OK, chapter 3 and we're off. Very pragmatic approach. I like the 'Ask professor Markup' sections.
Seems as if Mark has really done his homework on the history of HTML. Impressive.
I note that in most examples, XML closing isn't used. <link ....> seems preferred, yet isn't mentioned.
I'm appreciative of the notes re people with disabilities.
In the footer notes, the copyright date is 2001-2009, not 2010
The canvas work seems more related to js than html5, but I do see the overlap. Even the halma game has it's purpose.
IMHO the mix of 'pen' and lines needs a bit more explanation, e.g. the sequencing, when the 'reset' (beginPath) is needed etc? the change color example in the 'graph paper' isn't clear how this works.
Chapter 5? Video. Lots of background. Informative, though as Mark says, the eyes do tend to glaze over somewhat. Not sure how the firefogg tutorial helps. Ditto the other creation options. I'd be more interested in viewing video. The final 'you should be able to watch this' example didn't work on my system (no flash perhaps?).
chapter 6? geo stuff. Brief, but clear, well written and quite intriguing. No information provided on the format of the returned time string?
chapter 7. Local storage Less code/ detail than other chapters.
chapter 8. Offline Detail is becoming scarce. No links to the demo (the js or html files for the halma code).
chapter 9. Forms Very good. Shifted me towards Opera, it having the most advanced forms handling. I couldn't get email or url types to validate in Opera 10. Potential, not yet realized?
chapter 10. Use of dereferenced namespace stated as 'best practice', yet contra to W3C namespaces? why not use foaf? Very thin vaneer over RDF triples, blunted by using photo as a verb? Seems rather strained when 'affiliation' is contorted into 'employed by'.
with no browser support this is somewhat tentative, though hopefully it will gain support beyond the search engines.
I can understand why Mark uses this markup, I would have preferred it mixed with other semantics, just to show the options.
The clash of W3C geo-location and microdata geolocation sticks out like a sore thumb.
Again, google seems to have extended the microdata ideas along rdf lines with its own conventions.
I do like the list of references at the end of the chapters, although they will date in the epub and print versions.
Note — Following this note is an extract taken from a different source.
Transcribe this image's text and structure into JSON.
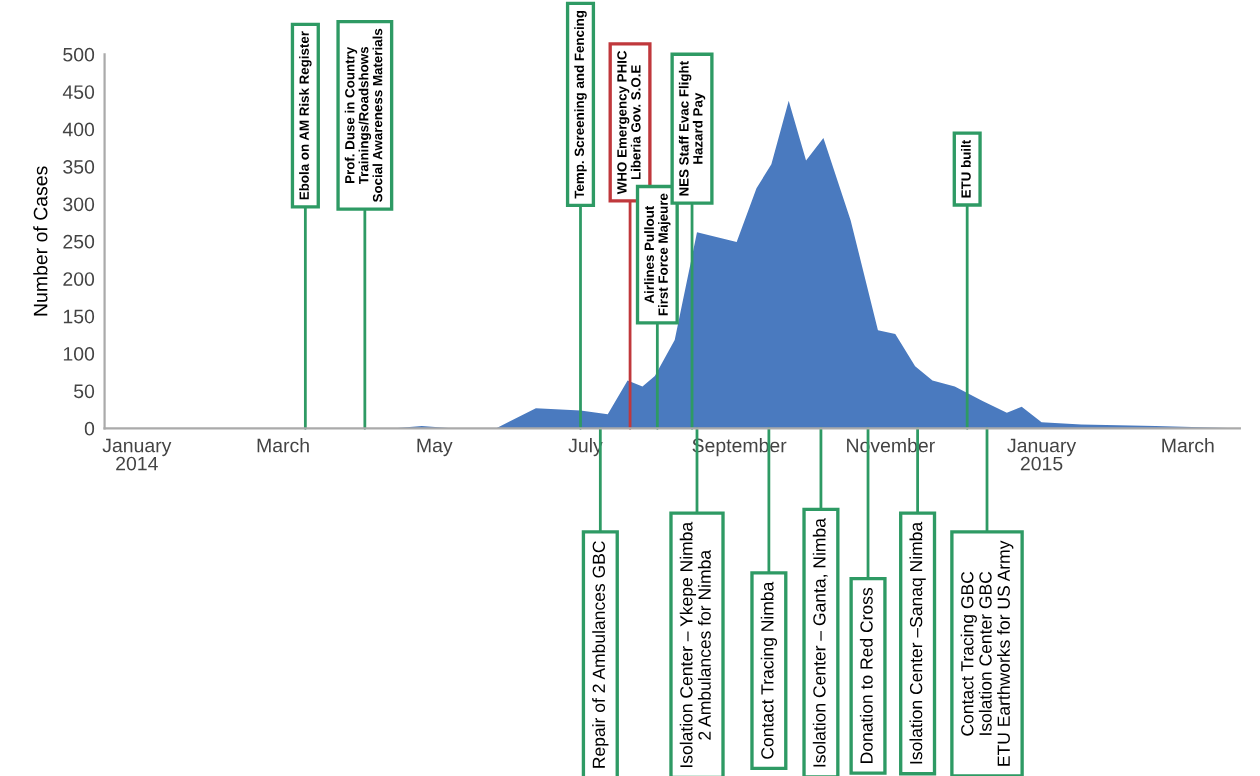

chapter 11/Appendix A. Needs a better introduction, perhaps providing a utility listing of the code snippets used in this piece.
Nothing on using SVG or mathml? I'm disappointed.
Summary? Good intro. Should suffice as a launch pad for an author to start using html5. I guess the assumption is that he/she is familiar with jscript and is prepared to hack with the 'browser capabilities' dance.